Not only does this approach not fix the root issue of your bad data, but it costs data engineers hours of their time squashing bugs. It also costs analysts hours of their time cleaning bad data and costs the business lost revenue from all the product improvements that could have happened if data were better.
Rather than be in a constant state of data catch-up, data leads must help shape data management processes that include proactive testing early on, and tools that feature guardrails, such as type safety, to improve data quality and reduce rework downstream.
So, what are proactive data validation measures? Let’s take a look.
Data validation methods and techniques
Proactive data validation means embracing the right tools and testing processes at each stage of the data pipeline:
- In the client with tools like Amplitude to leverage type safety, unit testing, and A/B testing.
- In the pipeline with tools like Amplitude, Segment Protocols and Snowplow’s open-source schema repo Iglu for schema validation, as well as other tools for integration and component testing, freshness testing, and distributional tests.
- In the warehouse with tools like dbt, Dataform, and Great Expectations to leverage schematization, security testing, relationship testing, freshness and distribution testing, and range and type checking.
When data teams actively maintain and enforce proactive data validation measures, they can ensure that the data collected is useful, clear, and clean and that all data shareholders understand how to keep it that way.
Furthermore, challenges around data collection, process, and testing techniques can be difficult to overcome alone, so it’s important that leads break down organizational silos between data teams and engineering teams.
How to change data validation for analytics for the better
The first step toward functional data validation practices for analytics is recognizing that data is a team sport that requires investment from data shareholders at every level, whether it’s you, as the data lead, or your individual engineer implementing lines of tracking code.
Everyone in the organization benefits from good data collection and data validation, from the client to the warehouse.

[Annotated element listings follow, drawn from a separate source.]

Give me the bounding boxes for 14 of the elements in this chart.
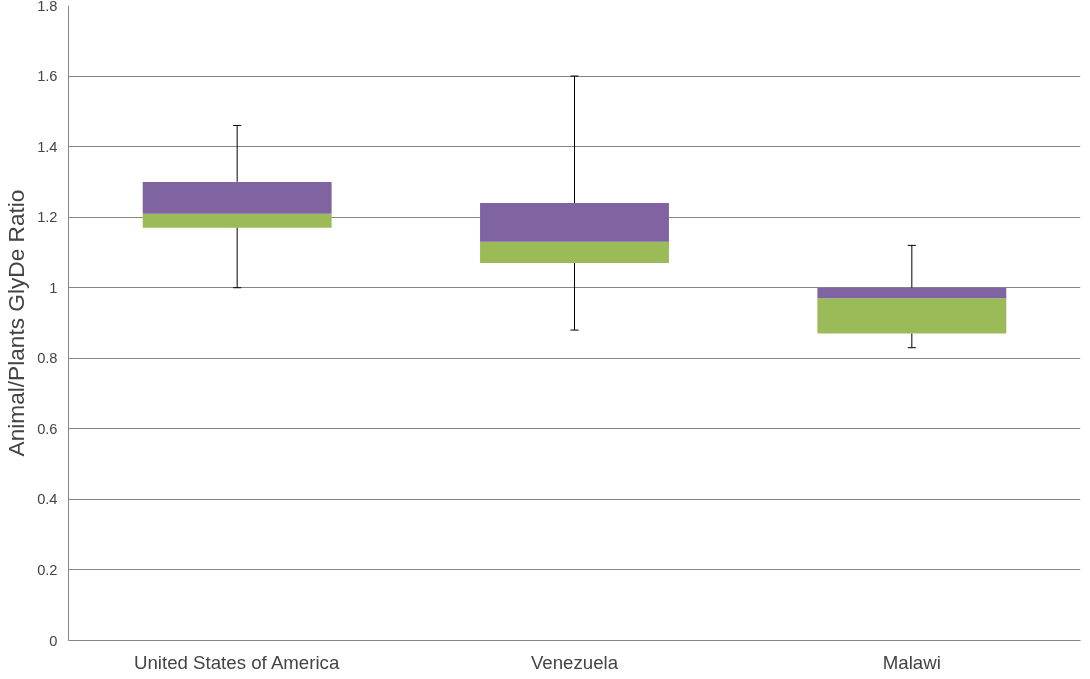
y-tick-label: 0.8 [37,350,58,367]
y-tick-label: 1.6 [37,68,58,85]
y-tick-label: 0.6 [37,420,58,437]
y-tick-label: 1.8 [37,0,58,14]
y-tick-label: 0 [49,632,58,649]
y-tick-label: 1.2 [37,209,58,226]
y-axis-title: Animal/Plants GlyDe Ratio [3,189,30,457]
y-tick-label: 0.4 [37,491,58,508]
x-tick-label: United States of America [133,651,340,673]
x-tick-label: Venezuela [530,651,619,673]
y-tick-label: 1.4 [37,138,58,155]
y-tick-label: 1 [49,279,58,296]
x-tick-label: Malawi [882,651,941,673]
y-tick-label: 0.2 [37,561,58,578]
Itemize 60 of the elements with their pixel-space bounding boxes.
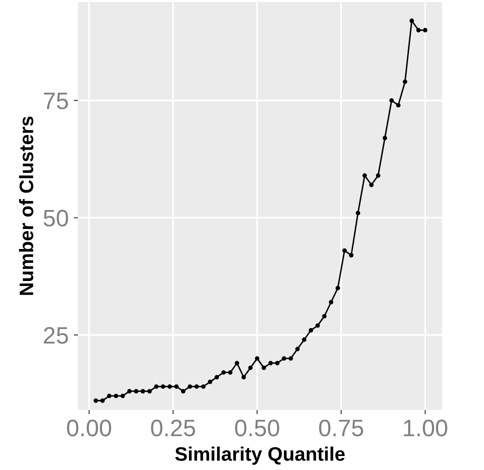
x-tick-label: 0.00 (67, 420, 112, 436)
point (114, 394, 118, 398)
point (268, 360, 273, 366)
point (208, 380, 212, 384)
point (389, 98, 394, 103)
point (396, 102, 401, 108)
point (241, 374, 246, 380)
point (154, 384, 159, 389)
point (322, 314, 327, 318)
point (328, 300, 334, 304)
point (262, 366, 266, 370)
point (288, 356, 293, 361)
point (134, 389, 138, 394)
point (194, 384, 199, 389)
point (160, 384, 166, 389)
point (376, 173, 380, 178)
point (228, 370, 232, 375)
point (254, 356, 260, 361)
x-tick-label: 0.25 (151, 420, 196, 436)
point (120, 394, 125, 398)
point (275, 360, 280, 366)
point (100, 398, 105, 403)
point (410, 18, 414, 23)
y-axis-title: Number of Clusters (19, 116, 34, 295)
point (180, 389, 186, 394)
y-tick-label: 50 (44, 210, 68, 227)
point (221, 370, 226, 375)
point (342, 248, 347, 253)
x-tick-label: 0.75 (319, 420, 364, 436)
x-axis-title: Similarity Quantile (175, 446, 345, 465)
x-tick-label: 1.00 (404, 420, 448, 436)
point (174, 384, 179, 389)
point (308, 328, 314, 332)
point (295, 346, 300, 352)
point (422, 28, 428, 32)
point (107, 394, 112, 398)
point (188, 384, 192, 389)
point (356, 210, 360, 216)
x-tick-label: 0.50 (235, 420, 280, 436)
point (168, 384, 172, 389)
point (336, 286, 340, 290)
point (382, 136, 388, 140)
point (201, 384, 206, 389)
y-tick-label: 25 (44, 327, 68, 344)
y-tick-label: 75 (44, 92, 68, 110)
point (416, 28, 421, 32)
point (282, 356, 286, 361)
point (315, 323, 320, 328)
point (402, 80, 408, 84)
point (147, 389, 152, 394)
point (248, 366, 253, 370)
point (362, 173, 367, 178)
point (140, 389, 146, 394)
point (369, 182, 374, 188)
point (234, 360, 240, 366)
point (127, 389, 132, 394)
point (302, 337, 306, 342)
point (214, 374, 220, 380)
point (94, 398, 98, 403)
point (349, 253, 354, 258)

To drive this, you need three things:
- Top-down direction from data leads and company leadership that establishes processes for maintaining and using data across the business
- Data evangelism at all layers of the company so that each team understands how data helps them do their work better, and how regular testing supports this
- Workflows and tools to govern your data well, whether this is an internal tool, a mix of tools like Segment Protocols or Snowplow and dbt, or even better, built-in your Analytics platform such as Amplitude. Throughout each of these steps, it’s also important that data leads share wins and progress toward great data early and often. This transparency will not only help data consumers see how they can use data better but also help data producers (e.g., your engineers doing your testing) see the fruits of their labor. It’s a win-win.
Overcome your data validation woes
Data validation is difficult for data teams because the data consumers can’t control implementation, the data producers don’t understand why the implementation matters and piecemeal validation techniques leave everyone reacting to bad data rather than preventing it. But it doesn’t have to be that way.
Data teams (and the engineers who support them) can overcome data quality issues by working together, embracing the cross-functional benefits of good data, and utilizing the great tools out there that make data management and testing easier.